Quelques auteurs ont réussi à semer en moi, mais rares sont ceux dont les semences ont fait naître tant d'images, de souvenirs de lieux ou de projets devenus vains, ceux-là mêmes que je retrouve travestis en rêve selon Nietzsche ; le rêve véritable, c’est la capacité de rêver en sachant qu’on rêve, écrit alors Magris, lorsqu’il cite le philosophe et écrivain allemand.

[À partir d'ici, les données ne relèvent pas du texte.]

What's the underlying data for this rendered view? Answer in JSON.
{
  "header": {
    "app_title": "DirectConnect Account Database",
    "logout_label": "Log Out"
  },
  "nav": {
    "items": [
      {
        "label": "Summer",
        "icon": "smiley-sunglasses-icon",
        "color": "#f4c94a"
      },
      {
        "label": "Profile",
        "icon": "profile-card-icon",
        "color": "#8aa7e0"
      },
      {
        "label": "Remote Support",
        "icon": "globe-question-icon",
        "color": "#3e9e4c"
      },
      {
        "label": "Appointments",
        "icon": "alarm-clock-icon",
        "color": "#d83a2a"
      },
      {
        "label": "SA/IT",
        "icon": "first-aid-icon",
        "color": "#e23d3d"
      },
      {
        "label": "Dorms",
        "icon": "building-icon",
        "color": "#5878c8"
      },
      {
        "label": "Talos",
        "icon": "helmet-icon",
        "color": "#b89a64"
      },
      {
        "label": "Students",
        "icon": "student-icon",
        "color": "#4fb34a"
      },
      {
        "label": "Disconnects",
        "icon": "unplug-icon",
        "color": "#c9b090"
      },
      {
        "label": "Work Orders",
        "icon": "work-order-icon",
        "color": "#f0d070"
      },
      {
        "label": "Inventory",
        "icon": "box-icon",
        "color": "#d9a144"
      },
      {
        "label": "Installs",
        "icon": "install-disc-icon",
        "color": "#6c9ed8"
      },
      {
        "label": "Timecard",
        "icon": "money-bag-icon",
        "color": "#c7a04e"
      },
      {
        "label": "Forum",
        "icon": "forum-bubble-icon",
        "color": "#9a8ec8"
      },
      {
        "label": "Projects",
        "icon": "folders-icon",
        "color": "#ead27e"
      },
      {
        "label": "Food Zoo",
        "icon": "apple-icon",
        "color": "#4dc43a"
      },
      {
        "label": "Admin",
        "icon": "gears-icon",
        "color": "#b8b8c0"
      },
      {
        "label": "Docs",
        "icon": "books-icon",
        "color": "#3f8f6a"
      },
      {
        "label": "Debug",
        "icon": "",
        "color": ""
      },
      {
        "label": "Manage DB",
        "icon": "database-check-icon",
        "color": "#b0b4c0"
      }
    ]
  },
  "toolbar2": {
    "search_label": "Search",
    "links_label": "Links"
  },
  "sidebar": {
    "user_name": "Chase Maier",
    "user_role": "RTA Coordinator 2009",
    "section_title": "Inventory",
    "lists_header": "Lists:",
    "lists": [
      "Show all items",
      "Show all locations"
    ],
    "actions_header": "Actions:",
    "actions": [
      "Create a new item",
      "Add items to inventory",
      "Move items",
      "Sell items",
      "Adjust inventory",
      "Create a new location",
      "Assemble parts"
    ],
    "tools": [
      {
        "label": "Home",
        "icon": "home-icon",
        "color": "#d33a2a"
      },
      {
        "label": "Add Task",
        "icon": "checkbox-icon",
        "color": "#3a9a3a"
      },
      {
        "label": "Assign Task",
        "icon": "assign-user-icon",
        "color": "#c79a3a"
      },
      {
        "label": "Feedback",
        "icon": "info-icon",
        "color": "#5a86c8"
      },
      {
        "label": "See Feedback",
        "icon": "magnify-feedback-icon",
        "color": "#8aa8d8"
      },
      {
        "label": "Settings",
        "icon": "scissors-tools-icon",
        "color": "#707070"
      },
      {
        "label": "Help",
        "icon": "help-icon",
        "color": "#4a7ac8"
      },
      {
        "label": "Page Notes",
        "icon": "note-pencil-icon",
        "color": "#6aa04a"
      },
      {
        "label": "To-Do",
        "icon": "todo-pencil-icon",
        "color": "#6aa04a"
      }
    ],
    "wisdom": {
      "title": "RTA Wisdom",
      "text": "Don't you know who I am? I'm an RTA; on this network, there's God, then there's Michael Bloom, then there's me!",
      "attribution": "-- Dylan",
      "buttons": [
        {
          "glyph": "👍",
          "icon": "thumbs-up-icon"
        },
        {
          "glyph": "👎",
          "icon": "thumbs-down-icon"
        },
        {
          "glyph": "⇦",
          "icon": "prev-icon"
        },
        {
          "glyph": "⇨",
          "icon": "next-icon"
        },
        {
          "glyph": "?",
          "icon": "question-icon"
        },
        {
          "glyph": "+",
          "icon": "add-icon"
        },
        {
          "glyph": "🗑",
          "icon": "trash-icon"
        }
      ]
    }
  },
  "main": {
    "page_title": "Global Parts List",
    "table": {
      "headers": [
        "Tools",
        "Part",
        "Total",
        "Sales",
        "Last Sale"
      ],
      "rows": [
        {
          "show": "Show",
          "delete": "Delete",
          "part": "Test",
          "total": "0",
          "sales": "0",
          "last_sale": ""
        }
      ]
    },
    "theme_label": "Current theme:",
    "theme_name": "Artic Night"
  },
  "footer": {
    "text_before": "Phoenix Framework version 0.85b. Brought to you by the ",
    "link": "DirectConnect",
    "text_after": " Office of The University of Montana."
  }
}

Puis, il y a cet « indisible » ; mes mots seraient de vaines explications de sentiments, alors que les siens sont pour moi l’expiation non pas de pêchés ou de fautes, mais de mon impuissance à faire des rêves de Nietzsche des réalités de François. Sans le savoir, l’écrivain aux mots de papier est comme mon Arche sacré :
« Le fleuve de l’Histoire emporte et engloutit les petites histoires individuelles, le flot de l’oubli les efface de la mémoire du monde ; écrire, c’est aussi marcher le long du fleuve, remonter son cours, repêcher des existences naufragées, retrouver des épaves accrochées aux rives et les embarquer sur une précaire arche de Noé en papier. »
Claudio MAGRIS
Utopie et désenchantement
Traduit de l'italien par Jean et Marie-Noëlle Pastureau.
Gallimard, coll. L'Arpenteur, 2001, 450 pages.
C'est une citation très belle, et particulièrement juste.